'Mr. Wonderful' Goes Scorched Earth on FTX Founder During Congressional Hearing
What does a shark do when it catches a whiff of another shark’s blood? It devours the injured shark.
That’s basically what “Mr. Wonderful” Kevin O’Leary, one of the preeminent stars of investment show “Shark Tank,” did to Sam Bankman-Fried, the disgraced Democrat mega-donor and fraudster who used to run cryptocurrency exchange FTX.
O’Leary made several comments attacking Bankman-Fried during the Senate Banking Committee’s hearings on FTX’s downfall on Wednesday, and it was readily apparent that Mr. Wonderful’s mood was anything but.
You can watch the full hearing below:
“You’re an investor in FTX, and I know you’ve spoken frequently with Sam Bankman-Fried over an extended period of time,” said Patrick Toomey, the Pennsylvania Republican senator who is the ranking member of the Senate Banking Committee.
“Why do you believe FTX failed?” Toomey asked.
O’Leary then recounted how, after noticing his accounts were “stripped of all of their assets” and being unable to connect with any executives at FTX, he opted to reach out to Bankman-Fried directly.
“I simply called Sam Bankman-Fried, and said, ‘Where is the money, Sam?'” O’Leary said. After Bankman-Fried allegedly fed O’Leary a handful of excuses. Mr. Wonderful flipped the tables and simply asked to be walked through the last “24 months.”
“This is a simple case in my mind of, ‘Where did the money go?'” O’Leary said. “I said, ‘Sam, walk me back 24 months. Tell me the use of proceeds of the assets of your company. Where did you spend it?'”
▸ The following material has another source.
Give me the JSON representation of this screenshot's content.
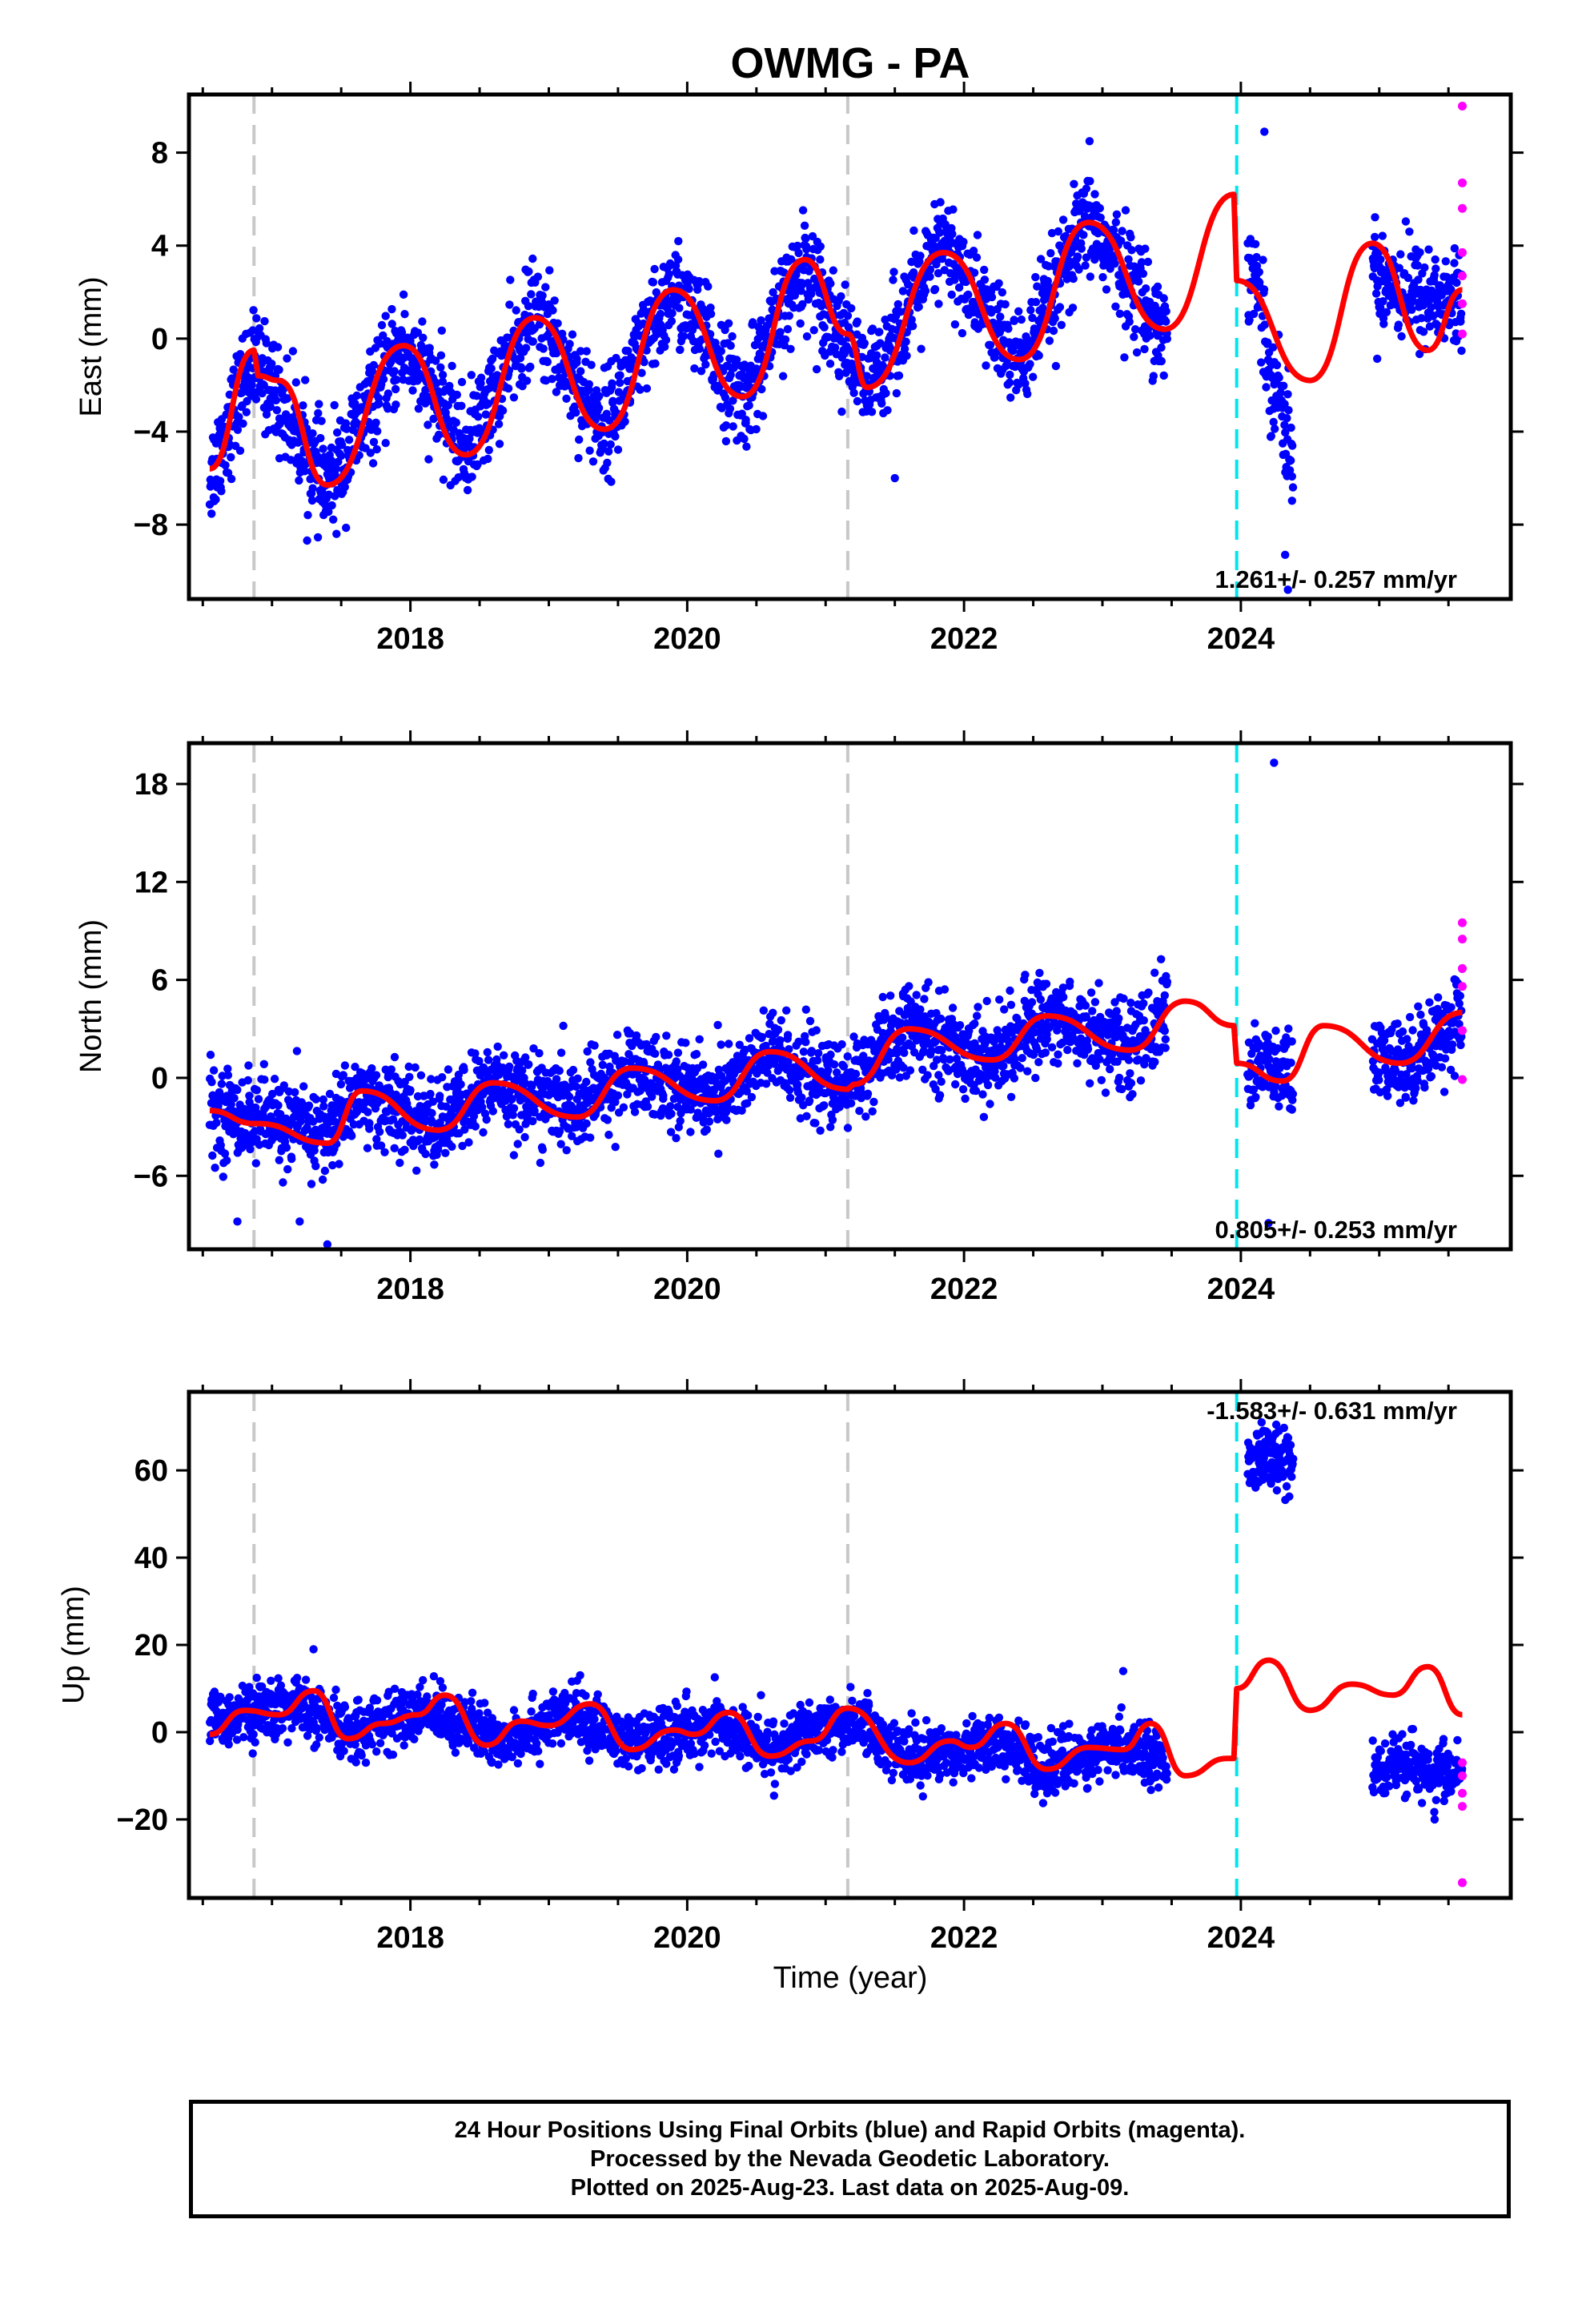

O’Leary’s voice was noticeably raised when he recounted demanding to know “Where did you spend it?”
Mr. Wonderful then proceeded to recount how Bankman-Fried had sold 20 percent of his shares to direct crypto competitor Binance and its CEO Chanpeng Zhao (CZ, as O’Leary refers to him).
“I asked him, ‘What would compel you to do that?'” O’Leary recounted. “Why wouldn’t you keep your assets on your balance sheet, and why would you offer this to just one shareholder?”
O’Leary then revealed that an ensuing disagreement between Bankman-Fried and Zhao led to FTX buying back those shares at a remarkable loss, which mightily hastened FTX’s eventual collapse. O’Leary also accused Zhao of using some unsavory business tactics (like taking disputes to the public arena to put pressure on FTX) to get what he wanted.
“In my view, my personal opinion, these two behemoths that own the unregulated market together and grow these incredible businesses in terms of growth, were at war with each other,” O’Leary said. “And one put the other out of business intentionally. Now maybe there’s nothing wrong with that, maybe there’s nothing wrong with love and war, but Binance is a massive unregulated global monopoly now.
“They put FTX out of business.”
O’Leary then took both Bankman-Fried and Zhao to task for those business dealings, going scorched earth enough to even invoke the name of disgraced American financier Bernie Madoff.
“Why should we care? Single reason: I’m a shareholder,” O’Leary said. “You tell me the two largest shareholders do a transaction together, that’s a related party transaction. I’m not sure that’s okay.
“Maybe I want a Madoff clawback on those proceeds. Maybe I want to pursue that.”
O’Leary was eventually cut off for going over his allotted time, but his point still stood. The Madoff “clawback” that O’Leary was referencing involved the landmark ruling that saw the Citigroup Inc. bank forced to return some of the money they had other legally reaped through Madoff’s ponzi scheme, on the grounds that there were enough “suspicious facts” that any reasonable person would follow up on them.
So not only did O’Leary expose some of Bankman-Fried’s most senseless and dumbest business transactions, he also is looking to get some of his money back, by any means necessary.
It’s often said that when it rains, it pours.
For Bankman-Fried, it looks like the rainstorm is just beginning.